VACUUM INTO takes a safe, defragmented snapshot without stopping the service. Run it from a cron job or systemd timer. The trade versus Litestream is a coarser recovery point — you lose up to one interval rather than seconds — in exchange for not running a streaming daemon, and it works even when the database is on a network share. If the backend ever runs on Container Apps over Azure Files, this is the path to use.

If you point the backend’s record store at managed PostgreSQL (for example Azure Database for PostgreSQL Flexible Server), backups stop being something you build: the provider takes automated daily backups with configurable retention and point-in-time restore, and restore is a portal/CLI operation. This also makes the backend stateless on Container Apps, removing the persistent-volume and single-replica caveats in Azure: staging & prod.
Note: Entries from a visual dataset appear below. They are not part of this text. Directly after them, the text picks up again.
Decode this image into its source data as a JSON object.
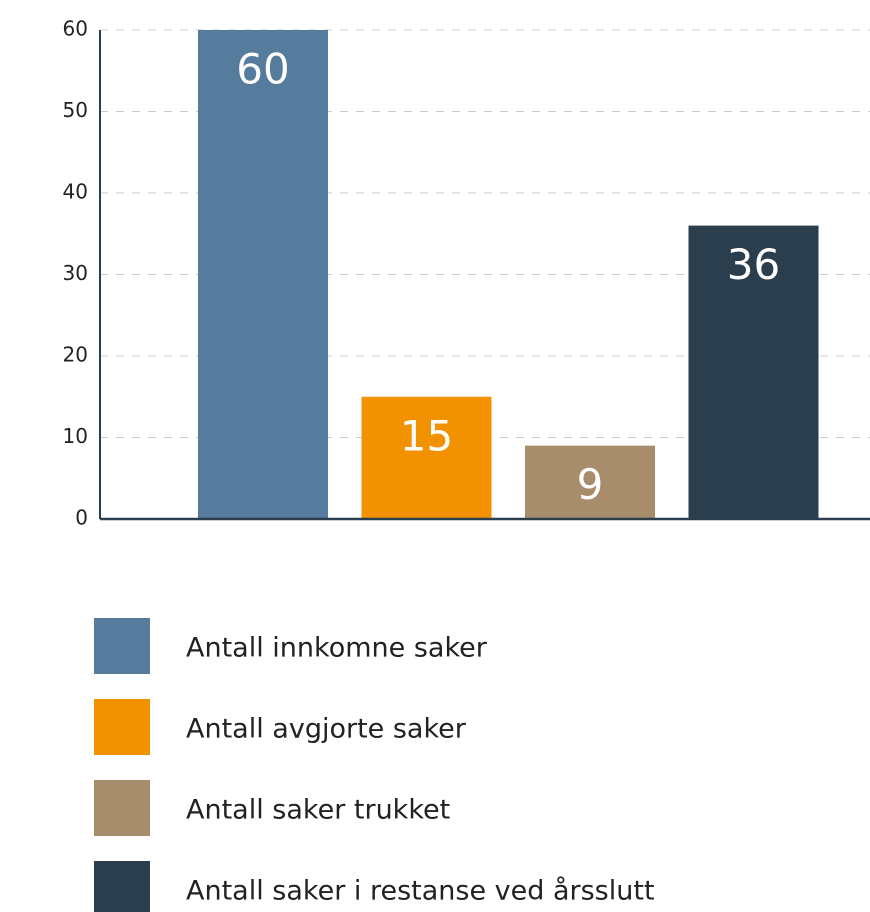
{
  "chart_data": {
    "type": "bar",
    "categories": [
      null
    ],
    "series": [
      {
        "name": "Antall innkomne saker",
        "color": "#557c9c",
        "values": [
          60
        ]
      },
      {
        "name": "Antall avgjorte saker",
        "color": "#f39200",
        "values": [
          15
        ]
      },
      {
        "name": "Antall saker trukket",
        "color": "#a88d6c",
        "values": [
          9
        ]
      },
      {
        "name": "Antall saker i restanse ved årsslutt",
        "color": "#2b3e4e",
        "values": [
          36
        ]
      }
    ],
    "ylim": [
      0,
      60
    ],
    "yticks": [
      0,
      10,
      20,
      30,
      40,
      50,
      60
    ],
    "grid": true,
    "legend": "bottom"
  }
}
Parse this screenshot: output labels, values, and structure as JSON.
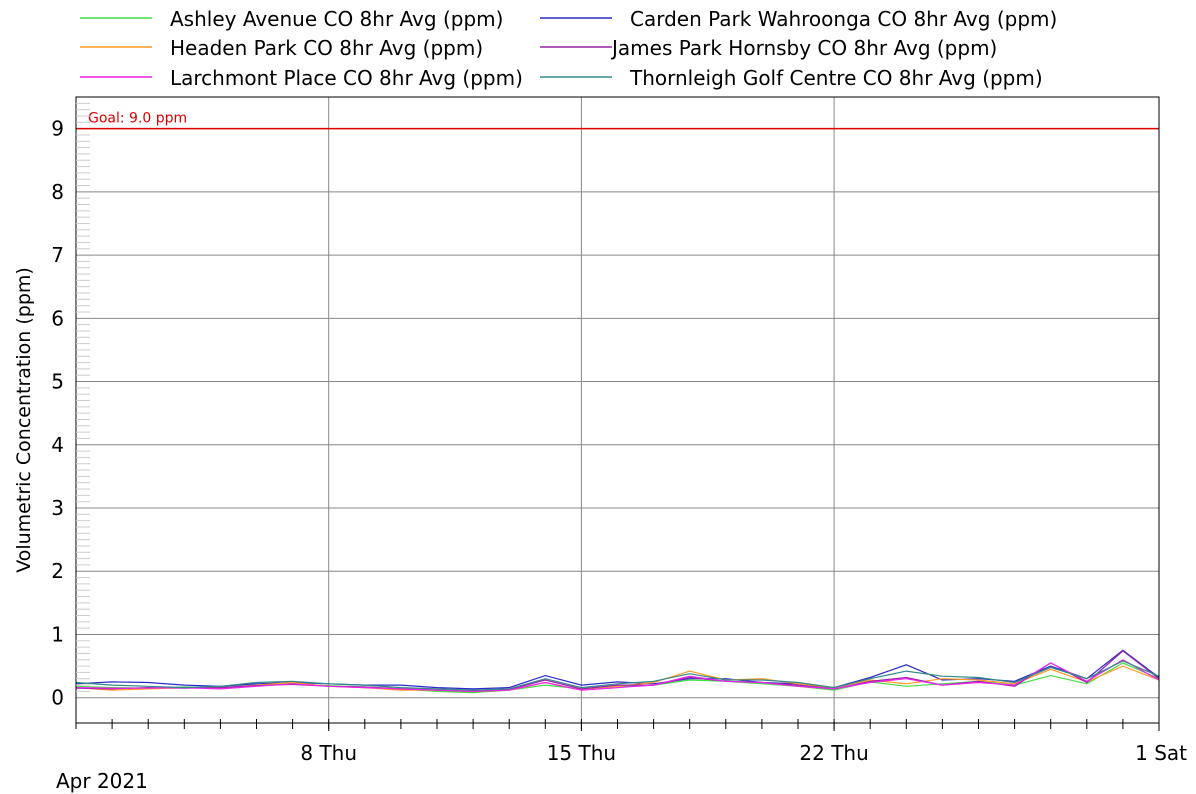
{
  "chart_data": {
    "type": "line",
    "ylabel": "Volumetric Concentration (ppm)",
    "ylim": [
      -0.4,
      9.5
    ],
    "yticks": [
      "0",
      "1",
      "2",
      "3",
      "4",
      "5",
      "6",
      "7",
      "8",
      "9"
    ],
    "xlim": [
      "2021-04-01",
      "2021-05-01"
    ],
    "xticks": [
      {
        "date": "2021-04-08",
        "label": "8 Thu"
      },
      {
        "date": "2021-04-15",
        "label": "15 Thu"
      },
      {
        "date": "2021-04-22",
        "label": "22 Thu"
      },
      {
        "date": "2021-05-01",
        "label": "1 Sat"
      }
    ],
    "month_label": "Apr 2021",
    "grid": true,
    "legend_position": "top",
    "goal": {
      "value": 9.0,
      "label": "Goal: 9.0 ppm",
      "color": "#e00000"
    },
    "x": [
      "2021-04-01",
      "2021-04-02",
      "2021-04-03",
      "2021-04-04",
      "2021-04-05",
      "2021-04-06",
      "2021-04-07",
      "2021-04-08",
      "2021-04-09",
      "2021-04-10",
      "2021-04-11",
      "2021-04-12",
      "2021-04-13",
      "2021-04-14",
      "2021-04-15",
      "2021-04-16",
      "2021-04-17",
      "2021-04-18",
      "2021-04-19",
      "2021-04-20",
      "2021-04-21",
      "2021-04-22",
      "2021-04-23",
      "2021-04-24",
      "2021-04-25",
      "2021-04-26",
      "2021-04-27",
      "2021-04-28",
      "2021-04-29",
      "2021-04-30",
      "2021-05-01"
    ],
    "series": [
      {
        "name": "Ashley Avenue CO 8hr Avg (ppm)",
        "color": "#44dd44",
        "values": [
          0.18,
          0.16,
          0.15,
          0.17,
          0.16,
          0.2,
          0.22,
          0.19,
          0.17,
          0.14,
          0.1,
          0.08,
          0.12,
          0.2,
          0.14,
          0.18,
          0.2,
          0.28,
          0.26,
          0.22,
          0.18,
          0.12,
          0.25,
          0.18,
          0.22,
          0.26,
          0.2,
          0.35,
          0.22,
          0.55,
          0.3
        ]
      },
      {
        "name": "Carden Park Wahroonga CO 8hr Avg (ppm)",
        "color": "#2a2acc",
        "values": [
          0.22,
          0.25,
          0.24,
          0.2,
          0.18,
          0.22,
          0.24,
          0.22,
          0.2,
          0.2,
          0.16,
          0.14,
          0.16,
          0.35,
          0.2,
          0.25,
          0.22,
          0.3,
          0.3,
          0.24,
          0.22,
          0.16,
          0.32,
          0.52,
          0.28,
          0.3,
          0.26,
          0.5,
          0.3,
          0.75,
          0.32
        ]
      },
      {
        "name": "Headen Park CO 8hr Avg (ppm)",
        "color": "#ff9922",
        "values": [
          0.16,
          0.12,
          0.14,
          0.16,
          0.15,
          0.2,
          0.24,
          0.18,
          0.16,
          0.12,
          0.12,
          0.1,
          0.12,
          0.24,
          0.12,
          0.18,
          0.24,
          0.42,
          0.28,
          0.3,
          0.22,
          0.16,
          0.28,
          0.22,
          0.3,
          0.28,
          0.22,
          0.45,
          0.25,
          0.5,
          0.28
        ]
      },
      {
        "name": "James Park Hornsby CO 8hr Avg (ppm)",
        "color": "#9922aa",
        "values": [
          0.15,
          0.14,
          0.16,
          0.15,
          0.16,
          0.19,
          0.21,
          0.18,
          0.17,
          0.14,
          0.12,
          0.1,
          0.13,
          0.28,
          0.14,
          0.2,
          0.2,
          0.32,
          0.26,
          0.24,
          0.2,
          0.14,
          0.26,
          0.32,
          0.2,
          0.26,
          0.18,
          0.55,
          0.24,
          0.74,
          0.3
        ]
      },
      {
        "name": "Larchmont Place CO 8hr Avg (ppm)",
        "color": "#ee22ee",
        "values": [
          0.16,
          0.15,
          0.15,
          0.16,
          0.14,
          0.18,
          0.22,
          0.18,
          0.16,
          0.14,
          0.12,
          0.1,
          0.12,
          0.24,
          0.12,
          0.16,
          0.2,
          0.34,
          0.26,
          0.24,
          0.18,
          0.14,
          0.24,
          0.3,
          0.2,
          0.24,
          0.2,
          0.55,
          0.26,
          0.6,
          0.28
        ]
      },
      {
        "name": "Thornleigh Golf Centre CO 8hr Avg (ppm)",
        "color": "#338888",
        "values": [
          0.24,
          0.2,
          0.18,
          0.16,
          0.18,
          0.24,
          0.26,
          0.22,
          0.2,
          0.16,
          0.14,
          0.12,
          0.14,
          0.3,
          0.16,
          0.22,
          0.26,
          0.38,
          0.28,
          0.28,
          0.24,
          0.16,
          0.3,
          0.42,
          0.34,
          0.32,
          0.24,
          0.48,
          0.3,
          0.58,
          0.34
        ]
      }
    ]
  }
}
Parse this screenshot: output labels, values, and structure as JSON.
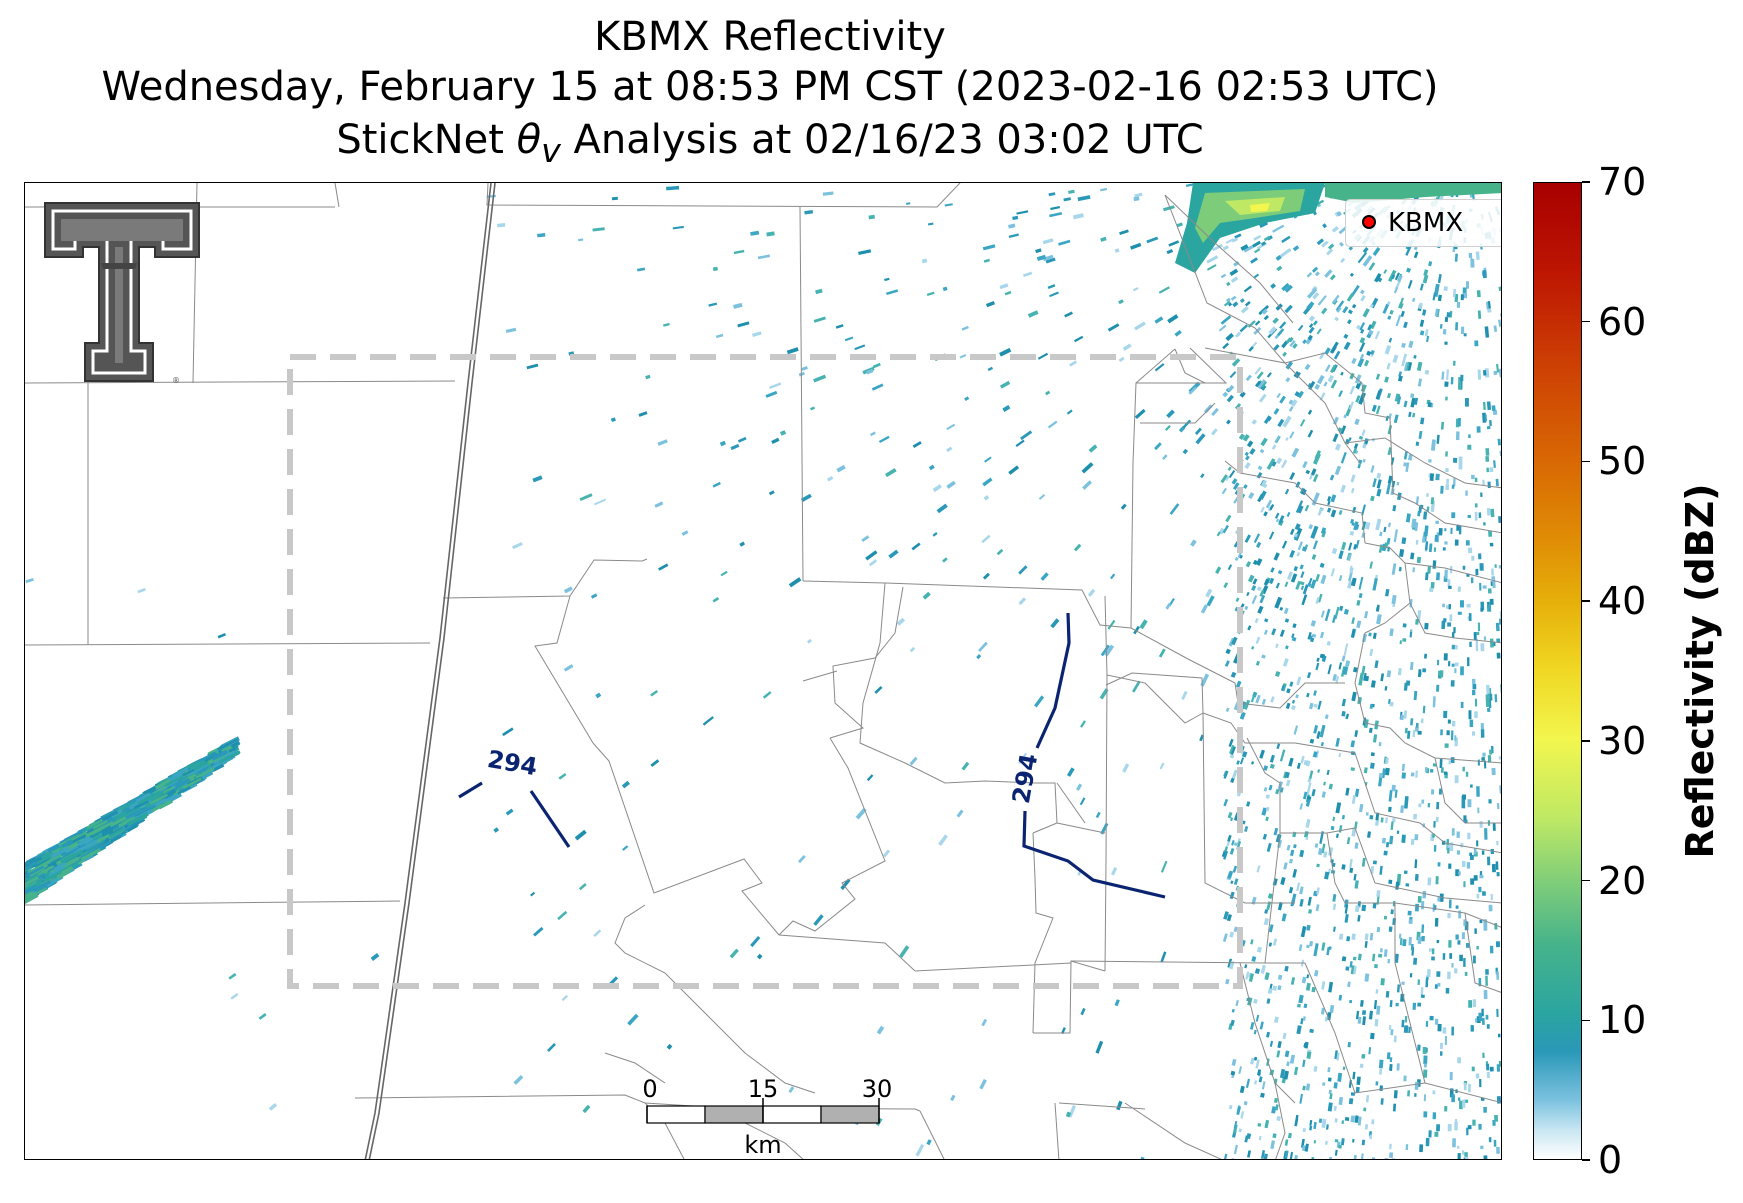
{
  "title": {
    "line1": "KBMX Reflectivity",
    "line2": "Wednesday, February 15 at 08:53 PM CST (2023-02-16 02:53 UTC)",
    "line3_prefix": "StickNet ",
    "line3_symbol": "θ",
    "line3_subscript": "v",
    "line3_suffix": " Analysis at 02/16/23 03:02 UTC"
  },
  "legend": {
    "label": "KBMX",
    "marker_color": "#ff0000"
  },
  "contours": [
    {
      "label": "294",
      "color": "#0a2472"
    },
    {
      "label": "294",
      "color": "#0a2472"
    }
  ],
  "scalebar": {
    "ticks": [
      "0",
      "15",
      "30"
    ],
    "unit": "km"
  },
  "colorbar": {
    "label": "Reflectivity (dBZ)",
    "min": 0,
    "max": 70,
    "ticks": [
      "0",
      "10",
      "20",
      "30",
      "40",
      "50",
      "60",
      "70"
    ],
    "colors": [
      "#ffffff",
      "#7cc2df",
      "#2a98b8",
      "#46b38a",
      "#bfe964",
      "#f2f64e",
      "#e6b00a",
      "#d86604",
      "#bd1502",
      "#a80000"
    ]
  },
  "analysis_box": {
    "style": "dashed",
    "color": "#c8c8c8"
  },
  "logo": {
    "name": "texas-tech-double-t-logo",
    "color": "#555555"
  }
}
This is the natural choice when you want managed durability and a stateless backend, and it is a configuration change, not a code one: the backend talks to its store through SeaORM, so the same binary runs on SQLite or PostgreSQL depending only on TCAB_BACKEND_DATABASE_URL (sqlite://… for local and tests, postgres://… for the deployed environments). Set the URL to the managed instance and the schema migrates itself on first start. The records-only blast radius and the two SQLite paths above hold regardless of which store you run.

A backup you have never restored is a hope, not a backup. Whichever path you choose, rehearse recovery into a throwaway location and bring a backend up against it:

  1. Restore the database (litestream restore, a downloaded dump, or a PITR to a new Postgres instance) to a scratch path.
  2. Point a backend at it with TCAB_BACKEND_DATABASE_URL (the restored SQLite file or the new instance’s connection string) and hit GET /healthz and GET /runs to confirm the records are intact.
  3. Note the recovery point (how much data the method can lose) and recovery time (how long the restore takes) so you know what each environment’s backup actually guarantees. Run the drill on a schedule, not once.

The definition store and checkout do not need restoring — re-ingest them from the repository with POST /ingest after the database is back.